Toxic Pesticides in Target’s Baby Food
Executive summary
Friends of the Earth (FoE) testing of Target’s Good & Gather non‑organic Apple and Pear baby purées found a “cocktail” of pesticides — reported variously as 21 pesticides in 2024 testing and as higher counts in subsequent FoE releases — including neonicotinoids and organophosphate metabolites; FoE said 12 of the detected chemicals were classified as highly hazardous and eight were banned in the EU [1] [2]. Regulators and retailers have also faced separate but related safety actions over Target baby foods for elevated lead levels and a March 2025 voluntary recall of specific Good & Gather tubs [3] [4] [5].
1. What the tests found — a “cocktail,” not a single toxin
Friends of the Earth’s investigation reported multiple pesticides in Good & Gather Apple and Pear purées: their initial reporting described finding 21 distinct pesticides, including neonicotinoids and organophosphate metabolites, and flagged that a subset are judged highly hazardous or banned in the EU [1] [2]. FoE emphasized that the results show cumulative contamination from multiple classes — insecticides, herbicides and fungicides — rather than a single contaminant [1].
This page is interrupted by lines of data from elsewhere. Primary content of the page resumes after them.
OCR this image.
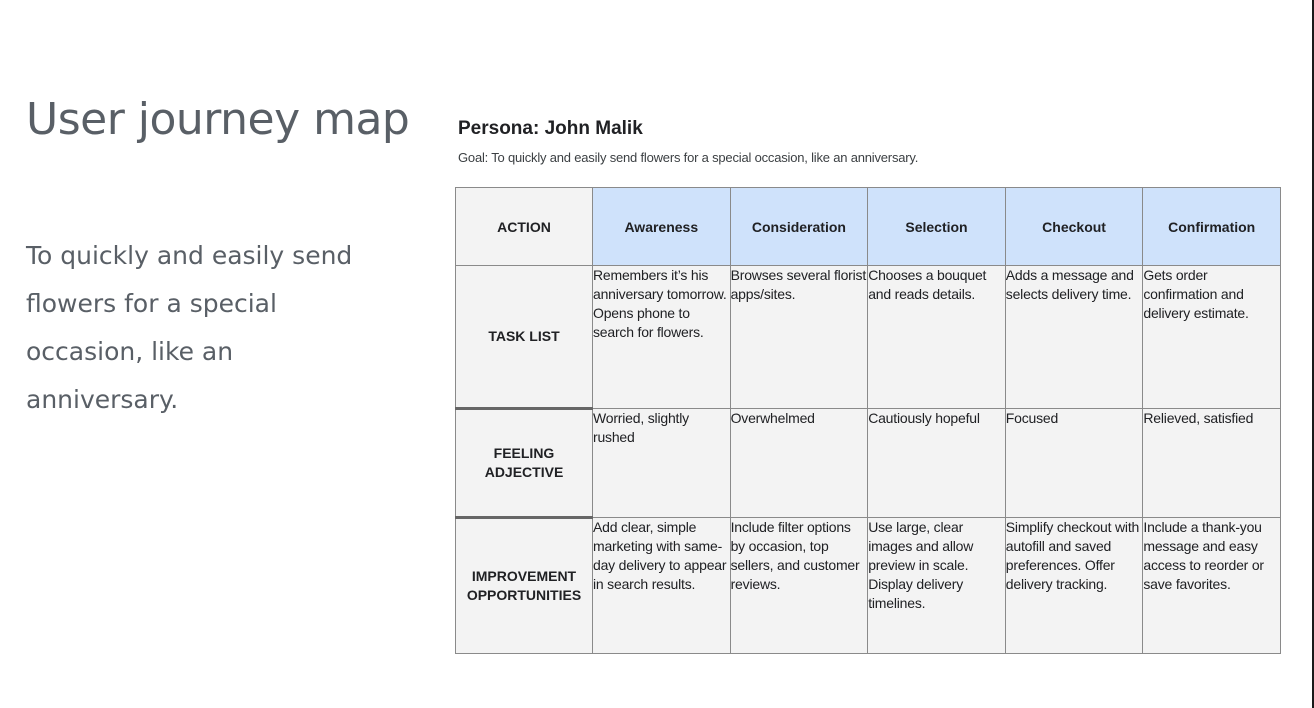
User journey map

To quickly and easily send flowers for a special occasion, like an anniversary.

Persona: John Malik

Goal: To quickly and easily send flowers for a special occasion, like an anniversary.

ACTION	Awareness	Consideration	Selection	Checkout	Confirmation
TASK LIST	Remembers it’s his anniversary tomorrow. Opens phone to search for flowers.	Browses several florist apps/sites.	Chooses a bouquet and reads details.	Adds a message and selects delivery time.	Gets order confirmation and delivery estimate.
FEELING
ADJECTIVE	Worried, slightly rushed	Overwhelmed	Cautiously hopeful	Focused	Relieved, satisfied
IMPROVEMENT
OPPORTUNITIES	Add clear, simple marketing with same-day delivery to appear in search results.	Include filter options by occasion, top sellers, and customer reviews.	Use large, clear images and allow preview in scale. Display delivery timelines.	Simplify checkout with autofill and saved preferences. Offer delivery tracking.	Include a thank-you message and easy access to reorder or save favorites.
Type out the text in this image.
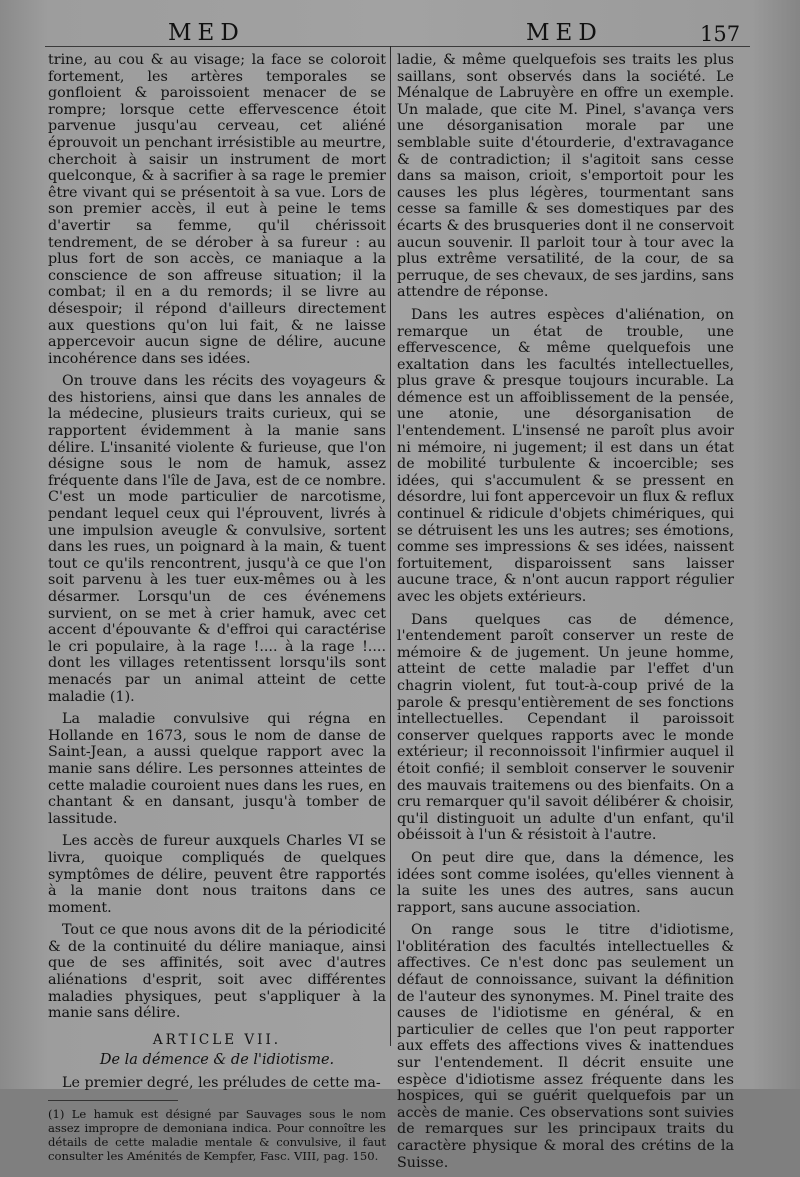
MED	MED	157

trine, au cou & au visage; la face se coloroit fortement, les artères temporales se gonfloient & paroissoient menacer de se rompre; lorsque cette effervescence étoit parvenue jusqu'au cerveau, cet aliéné éprouvoit un penchant irrésistible au meurtre, cherchoit à saisir un instrument de mort quelconque, & à sacrifier à sa rage le premier être vivant qui se présentoit à sa vue. Lors de son premier accès, il eut à peine le tems d'avertir sa femme, qu'il chérissoit tendrement, de se dérober à sa fureur : au plus fort de son accès, ce maniaque a la conscience de son affreuse situation; il la combat; il en a du remords; il se livre au désespoir; il répond d'ailleurs directement aux questions qu'on lui fait, & ne laisse appercevoir aucun signe de délire, aucune incohérence dans ses idées.

On trouve dans les récits des voyageurs & des historiens, ainsi que dans les annales de la médecine, plusieurs traits curieux, qui se rapportent évidemment à la manie sans délire. L'insanité violente & furieuse, que l'on désigne sous le nom de hamuk, assez fréquente dans l'île de Java, est de ce nombre. C'est un mode particulier de narcotisme, pendant lequel ceux qui l'éprouvent, livrés à une impulsion aveugle & convulsive, sortent dans les rues, un poignard à la main, & tuent tout ce qu'ils rencontrent, jusqu'à ce que l'on soit parvenu à les tuer eux-mêmes ou à les désarmer. Lorsqu'un de ces événemens survient, on se met à crier hamuk, avec cet accent d'épouvante & d'effroi qui caractérise le cri populaire, à la rage !.... à la rage !.... dont les villages retentissent lorsqu'ils sont menacés par un animal atteint de cette maladie (1).

La maladie convulsive qui régna en Hollande en 1673, sous le nom de danse de Saint-Jean, a aussi quelque rapport avec la manie sans délire. Les personnes atteintes de cette maladie couroient nues dans les rues, en chantant & en dansant, jusqu'à tomber de lassitude.

Les accès de fureur auxquels Charles VI se livra, quoique compliqués de quelques symptômes de délire, peuvent être rapportés à la manie dont nous traitons dans ce moment.

Tout ce que nous avons dit de la périodicité & de la continuité du délire maniaque, ainsi que de ses affinités, soit avec d'autres aliénations d'esprit, soit avec différentes maladies physiques, peut s'appliquer à la manie sans délire.

ARTICLE VII.
De la démence & de l'idiotisme.

Le premier degré, les préludes de cette ma-

(1) Le hamuk est désigné par Sauvages sous le nom assez impropre de demoniana indica. Pour connoître les détails de cette maladie mentale & convulsive, il faut consulter les Aménités de Kempfer, Fasc. VIII, pag. 150.

ladie, & même quelquefois ses traits les plus saillans, sont observés dans la société. Le Ménalque de Labruyère en offre un exemple. Un malade, que cite M. Pinel, s'avança vers une désorganisation morale par une semblable suite d'étourderie, d'extravagance & de contradiction; il s'agitoit sans cesse dans sa maison, crioit, s'emportoit pour les causes les plus légères, tourmentant sans cesse sa famille & ses domestiques par des écarts & des brusqueries dont il ne conservoit aucun souvenir. Il parloit tour à tour avec la plus extrême versatilité, de la cour, de sa perruque, de ses chevaux, de ses jardins, sans attendre de réponse.

Dans les autres espèces d'aliénation, on remarque un état de trouble, une effervescence, & même quelquefois une exaltation dans les facultés intellectuelles, plus grave & presque toujours incurable. La démence est un affoiblissement de la pensée, une atonie, une désorganisation de l'entendement. L'insensé ne paroît plus avoir ni mémoire, ni jugement; il est dans un état de mobilité turbulente & incoercible; ses idées, qui s'accumulent & se pressent en désordre, lui font appercevoir un flux & reflux continuel & ridicule d'objets chimériques, qui se détruisent les uns les autres; ses émotions, comme ses impressions & ses idées, naissent fortuitement, disparoissent sans laisser aucune trace, & n'ont aucun rapport régulier avec les objets extérieurs.

Dans quelques cas de démence, l'entendement paroît conserver un reste de mémoire & de jugement. Un jeune homme, atteint de cette maladie par l'effet d'un chagrin violent, fut tout-à-coup privé de la parole & presqu'entièrement de ses fonctions intellectuelles. Cependant il paroissoit conserver quelques rapports avec le monde extérieur; il reconnoissoit l'infirmier auquel il étoit confié; il sembloit conserver le souvenir des mauvais traitemens ou des bienfaits. On a cru remarquer qu'il savoit délibérer & choisir, qu'il distinguoit un adulte d'un enfant, qu'il obéissoit à l'un & résistoit à l'autre.

On peut dire que, dans la démence, les idées sont comme isolées, qu'elles viennent à la suite les unes des autres, sans aucun rapport, sans aucune association.

On range sous le titre d'idiotisme, l'oblitération des facultés intellectuelles & affectives. Ce n'est donc pas seulement un défaut de connoissance, suivant la définition de l'auteur des synonymes. M. Pinel traite des causes de l'idiotisme en général, & en particulier de celles que l'on peut rapporter aux effets des affections vives & inattendues sur l'entendement. Il décrit ensuite une espèce d'idiotisme assez fréquente dans les hospices, qui se guérit quelquefois par un accès de manie. Ces observations sont suivies de remarques sur les principaux traits du caractère physique & moral des crétins de la Suisse.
2. How FoE frames health and environmental risk
FoE researchers, citing scientific literature, linked neonicotinoids and organophosphate metabolites to neurodevelopmental and endocrine concerns and called organophosphates “highly toxic” to children’s developing brains; they also highlighted ecological harms — several detected pesticides are highly toxic to bees or aquatic life [2] [6]. FoE noted that detected pesticide levels were below current EPA limits but argued those EPA standards are outdated and fail to account for cumulative and low‑dose effects [1].
3. Regulatory context and EPA limits
FoE’s own writeups acknowledge the measured concentrations were below U.S. EPA tolerance levels; FoE disputes the sufficiency of those limits and says they do not incorporate the latest science on mixtures and developmental exposures [1]. The sources provided do not include an EPA statement or independent regulatory risk assessment that definitively interprets the health risk of these specific samples; available sources do not mention an EPA reanalysis or enforcement action tied to the FoE pesticide findings (not found in current reporting).
4. The separate but related issue of heavy metals and recalls
Independently of pesticide testing, Target voluntarily recalled more than 25,000 units of a Good & Gather vegetable purée in March/April 2025 for “elevated levels of lead,” per FDA notices and reporting; some public reporting later connected that recall to two Oregon infants with elevated blood lead levels [3] [4] [7] [8]. These lead incidents and recalls are related to heavy‑metal contamination reporting and litigation in the baby‑food sector rather than to the pesticide residues FoE tested [7] [5].
5. Industry response and wider retail context
Target’s brief responses noted commitment to product safety but, in reporting cited by The New Lede, Target did not offer detailed rebuttals to FoE’s pesticide list; FoE contrasted Target’s policy against other retailers that have pollinator or pesticide reduction commitments [9] [6]. Friends of the Earth also called on Target to adopt time‑bound strategies to reduce pesticide use and move toward safer agriculture [6].
6. Limitations, peer review, and what’s missing
The FoE analyses cited here appear to be nonprofit laboratory investigations and, in at least one article, the report had not been peer‑reviewed [9]. The sources provided do not include independent, peer‑reviewed toxicology assessments showing that the detected residues in these particular jars cause harm at the measured concentrations; available sources do not mention a regulatory reclassification, recall, or health advisory by EPA or FDA specifically tied to the pesticide findings (p1_s3; [9]; not found in current reporting).
7. Competing viewpoints and next steps for consumers
FoE and allied groups frame these findings as evidence that U.S. tolerance regimes and retailer policies are inadequate and call for stricter limits and transitions to organic practices [2] [6]. Target and standard regulatory practice point out that measured residues were below U.S. EPA limits — a position that implies lower immediate regulatory concern though FoE disputes that standard as insufficient [1]. For parents seeking practical steps, the reporting suggests looking to organic baby food options and following recalls and FDA notices [3] [4], while recognizing the sources above do not provide a definitive exposure‑risk calculation for the pesticide residues found (not found in current reporting).
Summary: Friends of the Earth’s lab work documents multiple pesticide residues in Target’s tested baby purées and calls them hazardous [1] [2]; independent regulatory action to date has focused on elevated lead in a separate Good & Gather product and related recalls [3] [4] [5].